Originally I thought that the heading of this post would make a great book title later on down the track. An entire house paid for by the combined might of a steady rental tenant supplemented by a cascading stream of side hustle cash from selling books on eBay.

Initially, in the early days of ownership, this seemed like a perfect plan. I had a great tenant and I was finding (and still do) books for 50c and flipping them for $50 and more in some cases.

Unfortunately those profits at the time went elsewhere and the time lapse between windfall sales and the low(er) margin on more frequent book sales made me realise that to have any hope of actually achieving paying this house off with the assistance of eBay (anytime soon) I really needed to sell other item types and expand my knowledge and areas of expertise to facilitate this. I needed larger $ value margins and returns and so this is what I have started working towards from July. Getting more items listed across more categories.

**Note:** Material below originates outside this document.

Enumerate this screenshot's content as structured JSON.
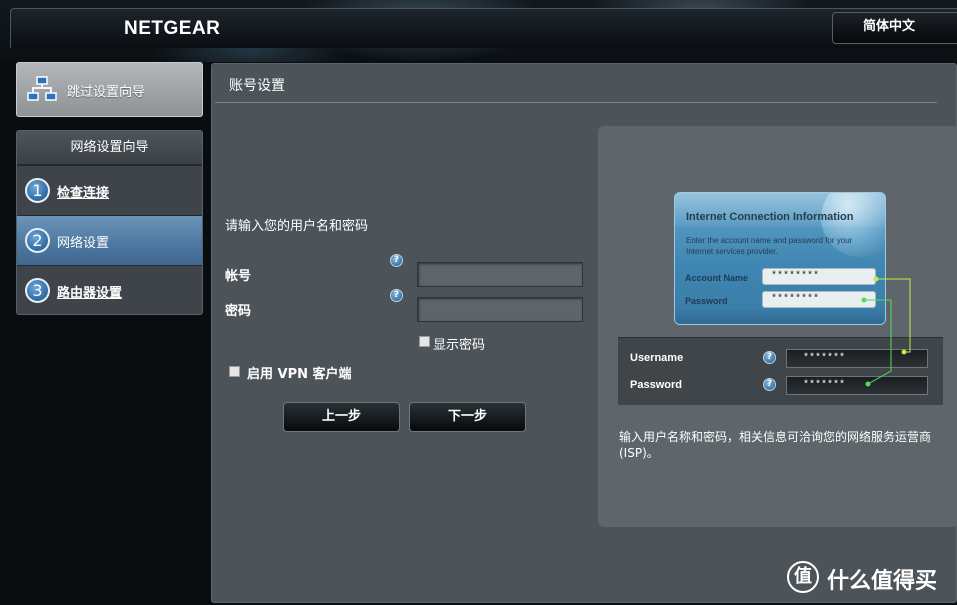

When I decided to really have a crack at growing this eBay business in July we had paid $0 off the actual mortgage itself (everything prior being interest only).

Why is all of this relevant?

Well, you have to start somewhere. As of right now after 2 months of eBay contributing additional income into this properties mortgage, we currently have paid off 1% off this house already. Paying off this house seems like a logical place to apply the proceeds of the eBay business with every dollar applied to be worth more than its face value (due to interest being saved over the long term). Some of the more advanced investors may argue that I am actually reducing my returns by doing this (with available deductions of interest quickly falling away) but I feel like this is the place best suited to track progress.

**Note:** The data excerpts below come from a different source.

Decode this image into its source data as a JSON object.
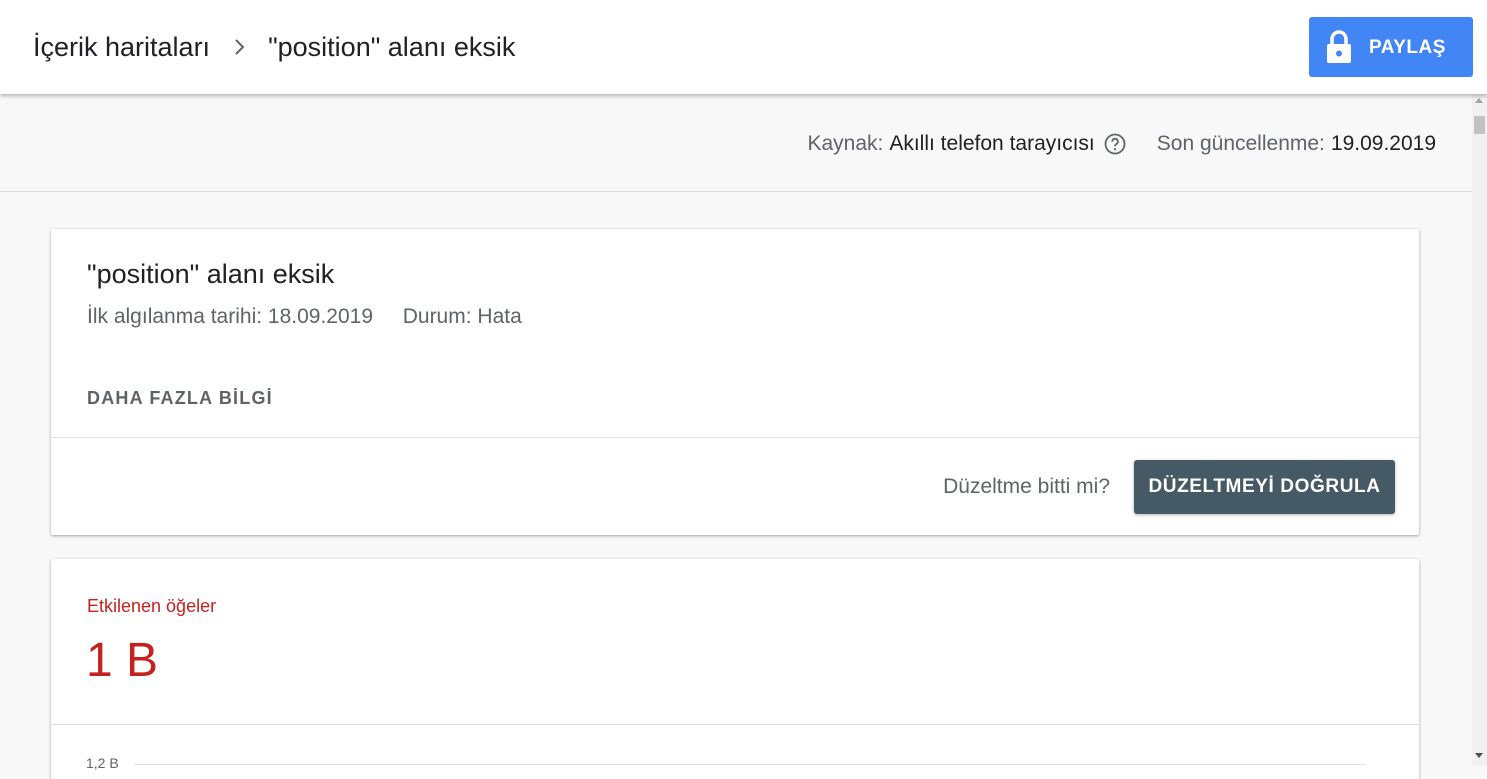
{
  "header": {
    "breadcrumb_parent": "İçerik haritaları",
    "breadcrumb_current": "\"position\" alanı eksik",
    "share_label": "PAYLAŞ",
    "share_color": "#4285f4"
  },
  "meta": {
    "source_key": "Kaynak:",
    "source_value": "Akıllı telefon tarayıcısı",
    "updated_key": "Son güncellenme:",
    "updated_value": "19.09.2019"
  },
  "issue_card": {
    "title": "\"position\" alanı eksik",
    "first_detected_key": "İlk algılanma tarihi:",
    "first_detected_value": "18.09.2019",
    "status_key": "Durum:",
    "status_value": "Hata",
    "more_info_label": "DAHA FAZLA BİLGİ",
    "fix_question": "Düzeltme bitti mi?",
    "verify_label": "DÜZELTMEYİ DOĞRULA",
    "verify_color": "#455a64"
  },
  "affected_card": {
    "label": "Etkilenen öğeler",
    "value": "1 B",
    "accent_color": "#c5221f",
    "chart_tick_top": "1,2 B"
  }
}
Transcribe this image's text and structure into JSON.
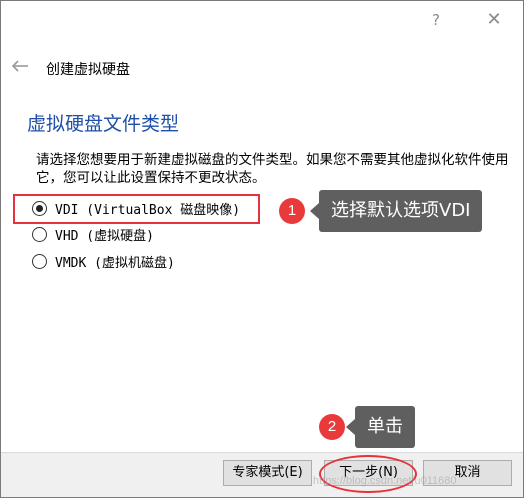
{
  "titlebar": {
    "help": "?",
    "close": "✕"
  },
  "wizard": {
    "title": "创建虚拟硬盘"
  },
  "section": {
    "heading": "虚拟硬盘文件类型",
    "description": "请选择您想要用于新建虚拟磁盘的文件类型。如果您不需要其他虚拟化软件使用它，您可以让此设置保持不更改状态。"
  },
  "options": [
    {
      "label": "VDI (VirtualBox 磁盘映像)",
      "checked": true
    },
    {
      "label": "VHD (虚拟硬盘)",
      "checked": false
    },
    {
      "label": "VMDK (虚拟机磁盘)",
      "checked": false
    }
  ],
  "annotations": [
    {
      "number": "1",
      "text": "选择默认选项VDI"
    },
    {
      "number": "2",
      "text": "单击"
    }
  ],
  "buttons": {
    "expert": "专家模式(E)",
    "next": "下一步(N)",
    "cancel": "取消"
  },
  "watermark": "https://blog.csdn.net/u011680",
  "colors": {
    "heading": "#1f4fa8",
    "annotation": "#e5323c",
    "callout": "#5f5f5f"
  }
}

After this house is paid off the free cash flow generated can then be used for any number of things, investment, subsidise a mortgage repayment, etc… Perhaps I could buy another unit and pay that one off twice as quick.

What’s the goal?

For now whilst still working in a full-time role the monthly goal is to create $200 of free cash flow which can be applied to this property. I have set this goal fairly low on purpose due to this being a growing business and certainly, for the first few months, I will be looking to pour the majority of the profits back into business growth and thereby increase future revenue.

At $200 extra per month, I would save $53,757.59 in interest over the course of the loan and 12 years and 2 months in time.

Later I will look to ramp this goal up towards $200 per week instead of per month.

At $200 extra per week, I would save $84,497.81 over the course of the loan and 20 years and 3 months in time.

It is amazing how every little bit adds up and compounds very quickly. There is still a long way to go but I see this as a useful way to track progress and create motivation to keep going. After all staying consistent is the key.